Brown v. Board of Education is definitely the most well-supported case of the
three, and you might be right; perhaps it's fully justified by the 14th
Amendment. I have trouble seeing how the Court got from the reasoning in
McLaurin v. Oklahoma State Regents (most professional schools need to be
integrated so that minorities can learn their professions from people who are
currently working in their field) to the sweeping declaration in Brown that
all segregated schools in all circumstances are inherently illegal, but that's
a relatively minor quibble, and I should have looked for a better example.
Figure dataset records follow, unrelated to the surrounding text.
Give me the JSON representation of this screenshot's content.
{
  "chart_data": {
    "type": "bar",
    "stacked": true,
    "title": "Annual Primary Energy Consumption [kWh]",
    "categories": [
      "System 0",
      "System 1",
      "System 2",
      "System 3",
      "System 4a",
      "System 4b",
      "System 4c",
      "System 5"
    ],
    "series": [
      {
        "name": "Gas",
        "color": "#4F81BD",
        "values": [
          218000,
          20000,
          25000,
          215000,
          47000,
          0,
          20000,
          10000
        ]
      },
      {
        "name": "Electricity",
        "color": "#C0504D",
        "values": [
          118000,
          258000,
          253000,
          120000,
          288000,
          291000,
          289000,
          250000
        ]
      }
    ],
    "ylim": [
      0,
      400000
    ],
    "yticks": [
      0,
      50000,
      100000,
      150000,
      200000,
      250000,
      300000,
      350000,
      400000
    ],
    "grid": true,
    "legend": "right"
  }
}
The problem with the 9th Amendment argument for rights like privacy is that
just because the rights exist doesn't mean the federal government is entrusted
with protecting those rights, much less affirmatively defining their scope in
cases where the extent of the right is hotly contested.

It doesn't make much sense to file a federal lawsuit to stop a state
government from implementing state abortion laws that were duly approved a
majority of the state's voters, including women. It makes even less sense for
the Supreme Court to then lay out (as it did in Roe v. Wade) a detailed
regulatory scheme explaining exactly when a fetus should be treated as a
person. Even if you approve of Roe v. Wade's trimester scheme, there's no
common sense way to get from "Americans probably have some kind of right to
privacy" to "According to the Constitution, here's which fetuses are viable."

Similarly, I support gay marriage, but I can't find a right to gay marriage in
the constitution as it's currently written. The Obergefell court wasn't even
pretending to interpret any particular part of the Constitution -- instead,
the Court just asserted that "The identification and protection of fundamental
rights is an enduring part of the judicial duty to interpret the Constitution"
and that "it requires courts to exercise reasoned judgment in identifying
interests of the person so fundamental that the State must accord them its
respect." If you trust the nine members of the Supreme Court to "exercise
reasoned judgment" on behalf of the whole country to figure out what's moral,
then that's fine...but that's not a democratic way of doing things.